We used baseline data from 530 ALHIV who were recruited from thirty-nine clinics in Southern Uganda and enrolled in a cluster-randomized controlled trail (Suubi+Adherence study). At enrollment, participants were aged 10 - 16, living with HIV, taking ART, living with a family, and receiving care at the study clinics. Virologic failure was defined as viral load >200 copies/ml. The least absolute shrinkage and selection operator (LASSO) penalized regression was used to select the subset of predictors (at the individual, interpersonal, community, and structural level) that contributed the most in predicting virological failure. The best penalty factor (λ) was selected using 10-fold cross-validation with bootstrapping. The model performance was assessed by determining the area under the curve (discrimination), and model calibration.

Findings

At baseline, the mean age was 12 years, and only 31.7% (n=168) experienced virologic failure.
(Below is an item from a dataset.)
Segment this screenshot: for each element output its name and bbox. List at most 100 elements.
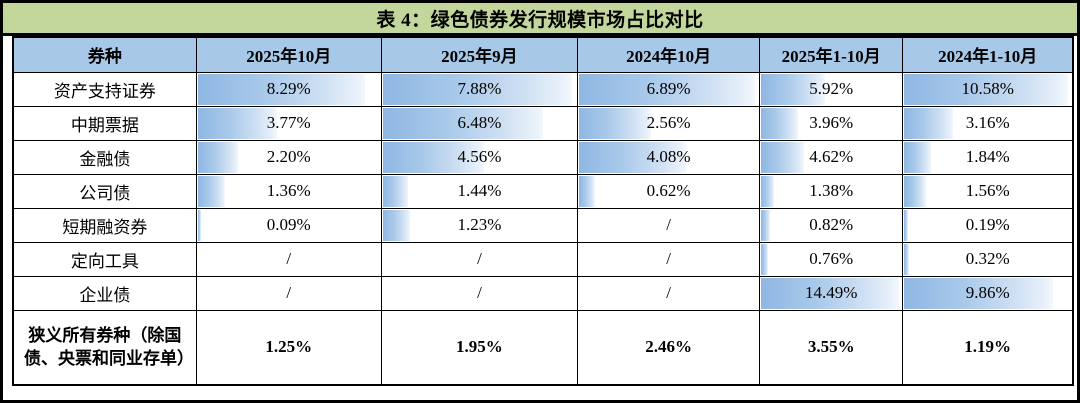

Out of the 37 candidate predictors, 24 were retained in the final model. Variables retained in the model included participants' age, sex, work status, stigma, depressive symptoms, adherence self-efficacy, HIV knowledge, duration with HIV, time spent on ART, communication with the caregiver, family cohesion, social support, orphanhood status, number of people in the household, HIV disclosure, years spent at the current residence, and household asset ownership. The model predicted virologic failure with an AUC of 73.8 (95% CI: 68.3 – 78.0) and an almost perfect calibration of 0.985.

Conclusions

It is feasible to predict ALHIV at high risk for virologic failure in low-income settings thus guiding clinicians on which patients need additional intervention, thus contributing to precision medicine in HIV management.